彼はカール・ユングの考えに影響を受け、「私たちが他人に見せている顔」と「本当の自分」という2つの側面に注目しています。そして、それらを1つにしようと、作品の中で探っています。このような内面を見つめる姿勢は、作品の奥深さや豊かさにつながっています。

栗城のアートは、さまざまなスタイルやイメージを自由に組み合わせて、現実では見られないような身体の形や構図を描いています。その世界は、野性的でスピリチュアル(精神的)な空間。夢や精神分析のように、ふだんは見えない「心の中の世界」を、絵として表しています。彼の色鮮やかでエネルギーに満ちた作品は、キャンバスでも木の板でもすぐにそれとわかる、強い印象を残します。

栗城の人物表現には、繊細で詩のような美しさがあり、そこには静かに隠された神秘的な世界が感じられます。まるで錬金術師のように、彼は「見える世界」と「見えない世界」が交わる場所を描き出します。いかにもわかりやすく見える細かい部分にも、深い意味が込められています。彼の作品は、身体を通して感情や思考を映す「鏡」となり、私たちに人間の美しさや不思議さを改めて感じさせてくれます。

彼の表現は、古代の神話や原始的な考え方にも影響を受けています。そして、それは精神的でありながらも、どこかさまよっているような自由さも持っています。作品に登場するイメージは、神話・宗教・美術史など、さまざまなテーマから集めたもので、それらを本やインターネット、旅先や博物館での写真などから、自ら収集しています。

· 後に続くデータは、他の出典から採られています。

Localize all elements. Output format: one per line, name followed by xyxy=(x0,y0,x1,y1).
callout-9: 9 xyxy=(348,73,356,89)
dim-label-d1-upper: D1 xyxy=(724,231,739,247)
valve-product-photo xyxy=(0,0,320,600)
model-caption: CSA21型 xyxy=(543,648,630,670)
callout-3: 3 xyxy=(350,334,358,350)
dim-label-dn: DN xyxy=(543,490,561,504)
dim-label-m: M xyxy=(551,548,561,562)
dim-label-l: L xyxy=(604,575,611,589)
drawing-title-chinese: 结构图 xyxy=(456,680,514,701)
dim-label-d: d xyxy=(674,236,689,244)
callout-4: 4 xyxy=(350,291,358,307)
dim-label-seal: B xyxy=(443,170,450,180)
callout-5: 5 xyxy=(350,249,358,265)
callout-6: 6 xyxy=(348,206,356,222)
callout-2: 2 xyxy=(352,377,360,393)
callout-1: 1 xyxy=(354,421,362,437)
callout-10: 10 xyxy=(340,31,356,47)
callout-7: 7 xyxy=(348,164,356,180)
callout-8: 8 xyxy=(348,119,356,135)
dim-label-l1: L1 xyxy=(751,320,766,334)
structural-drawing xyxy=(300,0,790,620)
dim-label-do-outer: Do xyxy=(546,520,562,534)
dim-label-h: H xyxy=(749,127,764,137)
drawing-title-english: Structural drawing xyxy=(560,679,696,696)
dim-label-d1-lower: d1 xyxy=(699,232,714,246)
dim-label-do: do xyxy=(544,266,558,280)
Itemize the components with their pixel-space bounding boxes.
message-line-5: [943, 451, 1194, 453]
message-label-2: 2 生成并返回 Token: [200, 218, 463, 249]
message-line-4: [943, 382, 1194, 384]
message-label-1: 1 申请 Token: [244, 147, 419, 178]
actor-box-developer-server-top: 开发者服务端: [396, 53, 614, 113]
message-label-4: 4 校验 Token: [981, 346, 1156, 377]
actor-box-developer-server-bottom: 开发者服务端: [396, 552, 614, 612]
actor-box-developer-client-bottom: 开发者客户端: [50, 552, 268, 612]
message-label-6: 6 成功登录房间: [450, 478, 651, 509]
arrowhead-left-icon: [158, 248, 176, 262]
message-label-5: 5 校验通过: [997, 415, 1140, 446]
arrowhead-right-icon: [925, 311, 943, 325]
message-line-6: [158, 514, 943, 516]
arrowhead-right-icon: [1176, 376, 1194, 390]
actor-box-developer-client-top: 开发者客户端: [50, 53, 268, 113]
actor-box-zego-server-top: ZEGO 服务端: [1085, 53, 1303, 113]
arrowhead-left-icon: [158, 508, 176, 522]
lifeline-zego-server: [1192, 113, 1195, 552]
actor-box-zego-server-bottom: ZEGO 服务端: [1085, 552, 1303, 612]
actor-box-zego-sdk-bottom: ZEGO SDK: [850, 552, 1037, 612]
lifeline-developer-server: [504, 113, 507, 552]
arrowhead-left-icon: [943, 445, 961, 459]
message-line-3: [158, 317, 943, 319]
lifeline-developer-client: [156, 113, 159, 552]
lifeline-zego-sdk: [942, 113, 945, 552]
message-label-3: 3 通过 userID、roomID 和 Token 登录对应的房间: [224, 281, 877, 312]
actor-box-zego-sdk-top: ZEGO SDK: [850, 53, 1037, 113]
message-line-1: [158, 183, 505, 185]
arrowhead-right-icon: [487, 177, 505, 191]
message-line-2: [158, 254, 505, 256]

こうして集めたイメージをもとに、栗城は伝説がよみがえり、眠っていた像から何かが現れるような不思議な世界を描いています。どこで、いつの出来事かははっきりしない、時を超えたような空間。まるで夢の中のようです。栗城が強く惹かれるのは、「見えないもの」や「隠れているもの」。彼は作品の裏側や過去にさかのぼって、まるで考古学者のように、古い記憶や痕跡を見つけ出し、それを今の作品へとつなげていきます。そこには、静かな声や大きな出来事、そして謎が今もなお響いているのです。

私たちの感覚は少しずつずらされ、気づけば想像の世界へと入り込んでいきます。
そしてその中から、どんな物語が生まれるのでしょうか?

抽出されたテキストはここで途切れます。